The Yirrkala bark petitions mark an historic point in the Aboriginal fight for land rights.

AFTER A LONG journey from Arnhem Land, two bark paintings of the Yolngu people were presented to the Australian Federal Parliament in Canberra in a campaign to protect sacred land.

The presentation of these petitions to the sitting parliament sparked a chain of events that would become monumental in the fight for indigenous land rights in Australia.

The artworks framed twin declarations, one in Yolngu Matha language and the other in English, undersigned by 17 different representatives of the Indigenous people from the Yirrkala reserve, in the north-east pocket of Arnhem Land in the Northern Territory.

The Yolngu people were directly opposing bauxite mining activities within their traditional homeland on the Gove Peninsula.

Yolngu people and the Yirrkala bark petitions

One of the signatories was Wali Wunungmurra, 67, who still lives in Yirrkala today. He says the eventual significance of the petitions was not foreseeable at the time.

“We didn’t know what was going to happen,” Wali told Australian Geographic. “All we knew is that we wanted the right to know what was happening to our land.”

The Yolngu were not the first indigenous group to protest the government’s use of their traditional land. They were, however, the first group to protest with traditional cultural approaches.

They took their opposition to the Commonwealth in their own language, says Rodney Dillon, an Indigenous Rights Campaigner with Amnesty International. “They sent it on their own terms. If they were to send it in broken English, it wouldn’t have been as impressive… I think that’s very significant and very powerful.”

Wali explains that what some might see as paintings are actually a display of knowledge and understanding of the land. They express the people’s law, culture, and connectedness with the land.

Traditional laws of indigenous Australians

The imagery painted on the petitions is a legal document in itself, says Dr Jakelin Troy from the Australian Indigenous and Torres Strait Islander Services (AITSIS) in Canberra. “It’s a very sophisticated statement from people who fully understand how the British legal system works and how their own legal system intersects with that,” she says.

Although provoking a parliamentary enquiry, the petitions were ultimately unsuccessful. The Yolngu people persevered, taking their case to the Supreme Court in the Northern Territory in 1968. This was the first land rights case in Australia.

While their traditional connection was acknowledged, the court found that the claim could not be recognised by Australian law. It was rejected in 1971.

However, Wali says the petitions were about more than protecting sacred sites, they were about recognition. “Since the first white men landed in Botany Bay, the Aboriginal people were thought of as flora and fauna. He had no rights, and no place.”

The Yirrkala bark petitions made a step in bridging a chasm in understanding between a white man’s government and the Indigenous people of Australia.
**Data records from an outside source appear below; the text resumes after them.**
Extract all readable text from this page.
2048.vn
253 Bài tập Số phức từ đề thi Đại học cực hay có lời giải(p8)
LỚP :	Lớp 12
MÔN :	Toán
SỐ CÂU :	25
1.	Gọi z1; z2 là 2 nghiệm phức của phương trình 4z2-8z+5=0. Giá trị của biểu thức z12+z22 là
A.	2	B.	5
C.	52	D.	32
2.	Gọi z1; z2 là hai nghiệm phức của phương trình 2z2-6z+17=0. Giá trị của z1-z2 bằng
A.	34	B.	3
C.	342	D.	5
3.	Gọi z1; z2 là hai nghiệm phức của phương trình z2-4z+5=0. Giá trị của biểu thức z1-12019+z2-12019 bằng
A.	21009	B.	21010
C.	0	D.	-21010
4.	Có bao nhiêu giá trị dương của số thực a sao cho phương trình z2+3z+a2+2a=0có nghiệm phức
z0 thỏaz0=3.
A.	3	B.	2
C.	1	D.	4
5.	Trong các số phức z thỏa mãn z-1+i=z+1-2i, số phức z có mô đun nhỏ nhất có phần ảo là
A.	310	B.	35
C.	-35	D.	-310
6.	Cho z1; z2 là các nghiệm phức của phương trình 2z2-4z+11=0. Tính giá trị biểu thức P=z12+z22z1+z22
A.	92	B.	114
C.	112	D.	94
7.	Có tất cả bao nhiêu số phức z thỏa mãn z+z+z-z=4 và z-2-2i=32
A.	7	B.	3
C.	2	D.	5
Before the bark petitions, Wali says, “we didn’t understand what we were saying to each other.”

Aboriginal land rights in Australia

While they failed in their ultimate intentions, many consider the petitions responsible for providing the traction needed to get the first Land Rights Act passed in Australia.

Jakelin says she, like all Aboriginal people, feels very strongly about the importance of the bark petition. “[It was a] moment in history where our rights were actually taken very seriously, I think for the first time.”

Wali agrees. “It had a rippling effect right across the Northern Territory and throughout Australia. We did it for everybody, all the people that were affected.”

The Land Rights (NT) Act was passed in 1976. As a result, Aboriginal people were given ownership over all Arnhem Land except the mining lease areas at Gove which were specifically excluded.

Copies of the petitions are on permanent display in Parliament House.